Sugar was also important because, unlike cotton and tobacco, sugar needed to be refined which required almost industrial level labor. Sugar plantations were more dangerous and required greater labor. Dubois and Carrigus explain: "a sugar plantation was as much a factory as a farm. Planters invested in expensive refining equipment, counting on years of profitable crops. The more land they could plant and the more workers they had tending and processing the cane, the faster they could recoup their outlay. Sugar was most profitable for the biggest planters and for those who could bend their workers to the industrial discipline that the crop imposed" 10-11).
It is important to note that, just like today, in the past greater profitability was likelier to lead to greater corruption. The manner in which consumer goods can affect human affairs, however, differs. While demand for certain consumer goods can lead to oppression, the way people demand consumer goods may also destroy oppressive practices. When Britons demanded sugar with no regard to the way sugar and coffee they enjoyed for the breakfast were produced, slavery flourished. But when the Britons began to demand goods that they believed were not causing slavery, the change of tastes undermined slave trade and contributed to the ending of slavery. While tobacco and cotton were not as important at the time as sugar, they played a similar function in abolitionist and independence movements that fought against slavery.

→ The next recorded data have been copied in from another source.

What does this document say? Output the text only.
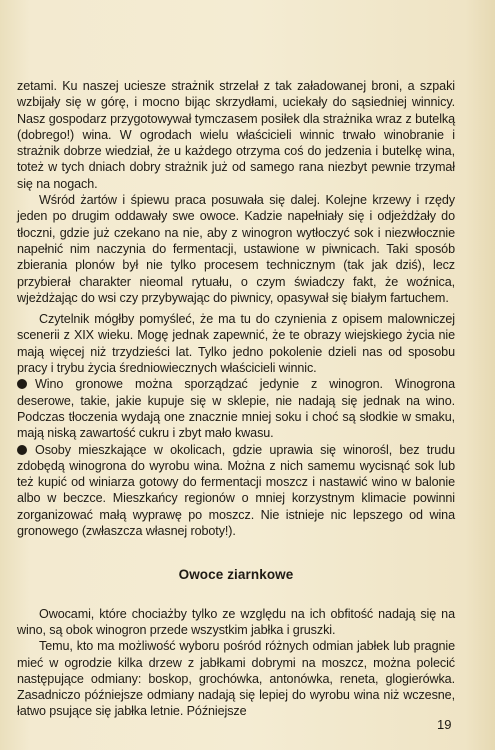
zetami. Ku naszej uciesze strażnik strzelał z tak załadowanej broni, a szpaki wzbijały się w górę, i mocno bijąc skrzydłami, uciekały do sąsiedniej winnicy. Nasz gospodarz przygotowywał tymczasem posiłek dla strażnika wraz z butelką (dobrego!) wina. W ogrodach wielu właścicieli winnic trwało winobranie i strażnik dobrze wiedział, że u każdego otrzyma coś do jedzenia i butelkę wina, toteż w tych dniach dobry strażnik już od samego rana niezbyt pewnie trzymał się na nogach.

Wśród żartów i śpiewu praca posuwała się dalej. Kolejne krzewy i rzędy jeden po drugim oddawały swe owoce. Kadzie napełniały się i odjeżdżały do tłoczni, gdzie już czekano na nie, aby z winogron wytłoczyć sok i niezwłocznie napełnić nim naczynia do fermentacji, ustawione w piwnicach. Taki sposób zbierania plonów był nie tylko procesem technicznym (tak jak dziś), lecz przybierał charakter nieomal rytuału, o czym świadczy fakt, że woźnica, wjeżdżając do wsi czy przybywając do piwnicy, opasywał się białym fartuchem.

Czytelnik mógłby pomyśleć, że ma tu do czynienia z opisem malowniczej scenerii z XIX wieku. Mogę jednak zapewnić, że te obrazy wiejskiego życia nie mają więcej niż trzydzieści lat. Tylko jedno pokolenie dzieli nas od sposobu pracy i trybu życia średniowiecznych właścicieli winnic.

Wino gronowe można sporządzać jedynie z winogron. Winogrona deserowe, takie, jakie kupuje się w sklepie, nie nadają się jednak na wino. Podczas tłoczenia wydają one znacznie mniej soku i choć są słodkie w smaku, mają niską zawartość cukru i zbyt mało kwasu.

Osoby mieszkające w okolicach, gdzie uprawia się winorośl, bez trudu zdobędą winogrona do wyrobu wina. Można z nich samemu wycisnąć sok lub też kupić od winiarza gotowy do fermentacji moszcz i nastawić wino w balonie albo w beczce. Mieszkańcy regionów o mniej korzystnym klimacie powinni zorganizować małą wyprawę po moszcz. Nie istnieje nic lepszego od wina gronowego (zwłaszcza własnej roboty!).

Owoce ziarnkowe

Owocami, które chociażby tylko ze względu na ich obfitość nadają się na wino, są obok winogron przede wszystkim jabłka i gruszki.

Temu, kto ma możliwość wyboru pośród różnych odmian jabłek lub pragnie mieć w ogrodzie kilka drzew z jabłkami dobrymi na moszcz, można polecić następujące odmiany: boskop, grochówka, antonówka, reneta, glogierówka. Zasadniczo późniejsze odmiany nadają się lepiej do wyrobu wina niż wczesne, łatwo psujące się jabłka letnie. Późniejsze

19
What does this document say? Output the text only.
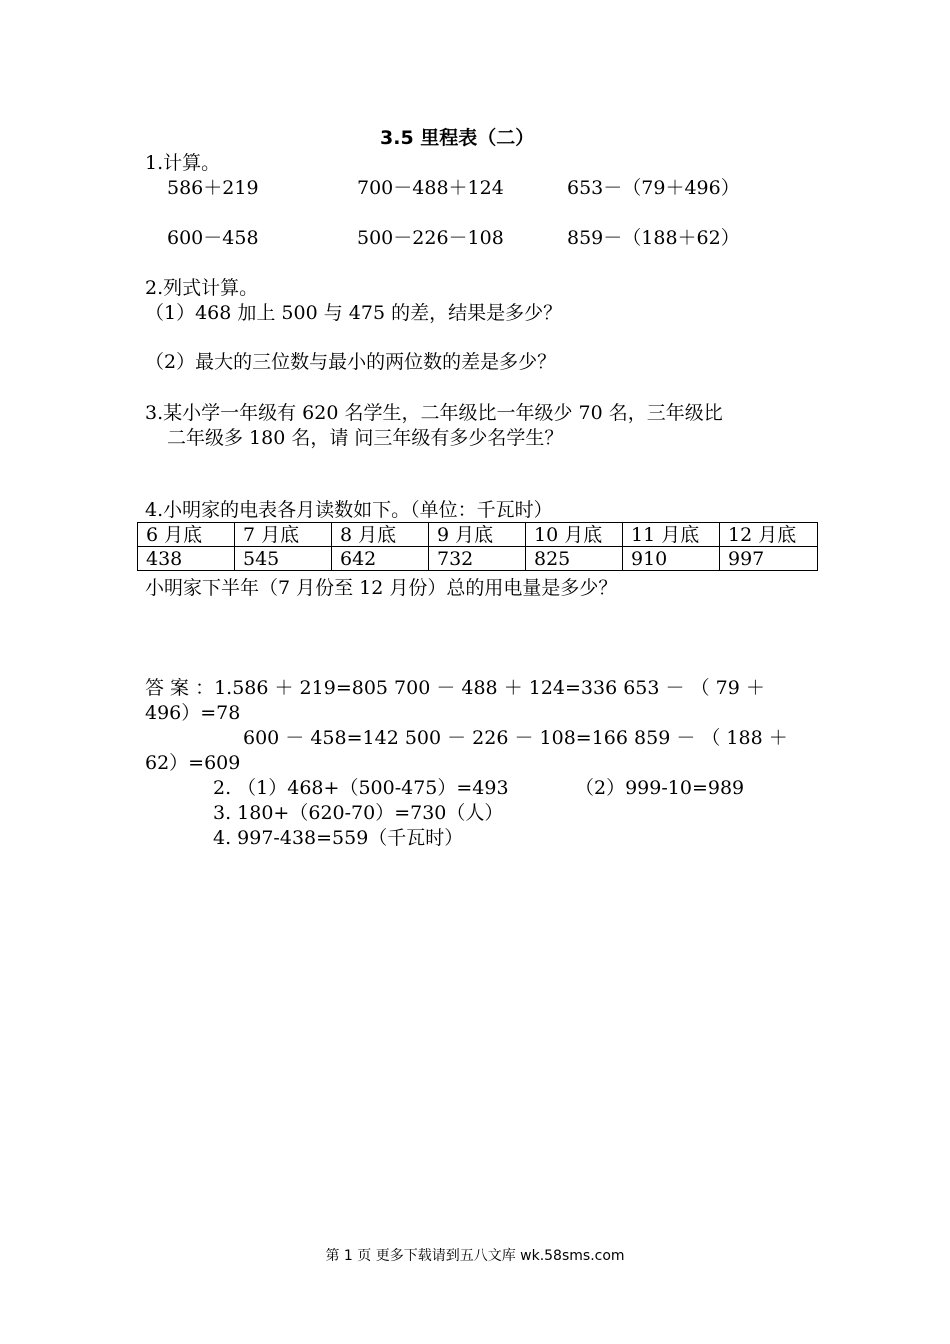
3.5 里程表（二）
1.计算。
586＋219	700－488＋124	653－（79＋496）
600－458	500－226－108	859－（188＋62）
2.列式计算。
（1）468 加上 500 与 475 的差，结果是多少？
（2）最大的三位数与最小的两位数的差是多少？
3.某小学一年级有 620 名学生，二年级比一年级少 70 名，三年级比
二年级多 180 名，请 问三年级有多少名学生？
4.小明家的电表各月读数如下。（单位：千瓦时）
6 月底	7 月底	8 月底	9 月底	10 月底	11 月底	12 月底
438	545	642	732	825	910	997
小明家下半年（7 月份至 12 月份）总的用电量是多少？
答 案 ：1.586 ＋ 219=805 700 － 488 ＋ 124=336 653 － （ 79 ＋
496）=78
600 － 458=142 500 － 226 － 108=166 859 － （ 188 ＋
62）=609
2. （1）468+（500-475）=493	（2）999-10=989
3. 180+（620-70）=730（人）
4. 997-438=559（千瓦时）
第 1 页 更多下载请到五八文库 wk.58sms.com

The function of consumer goods is also linked to material culture. This was the case in the eighteenth century, as books by Dubois and Carrigus and Hochschild demonstrate. European colonial practices that led to the enslavement of tens of millions of Africans and indigenous peoples in the Americas coincided with the rise of Capitalism. Capitalism emphasized the importance of not just acquiring wealth but also of maximizing profit. The importance of maximizing profit became a value to be shared by Europeans. It became part of material culture. As this cultural value became entrenched in the minds of Europeans, the moral inhibitions against running businesses that might oppress others severely weakened. It became clear that supplying Europeans with luxurious and pleasant consumer goods was a good source of business. And the idea of maximizing profit as a cultural value encouraged traders to engage in businesses that became ever more oppressive. Thus the culture of Capitalism contributed to the growth of slavery in the Caribbean, Brazil, and the American South.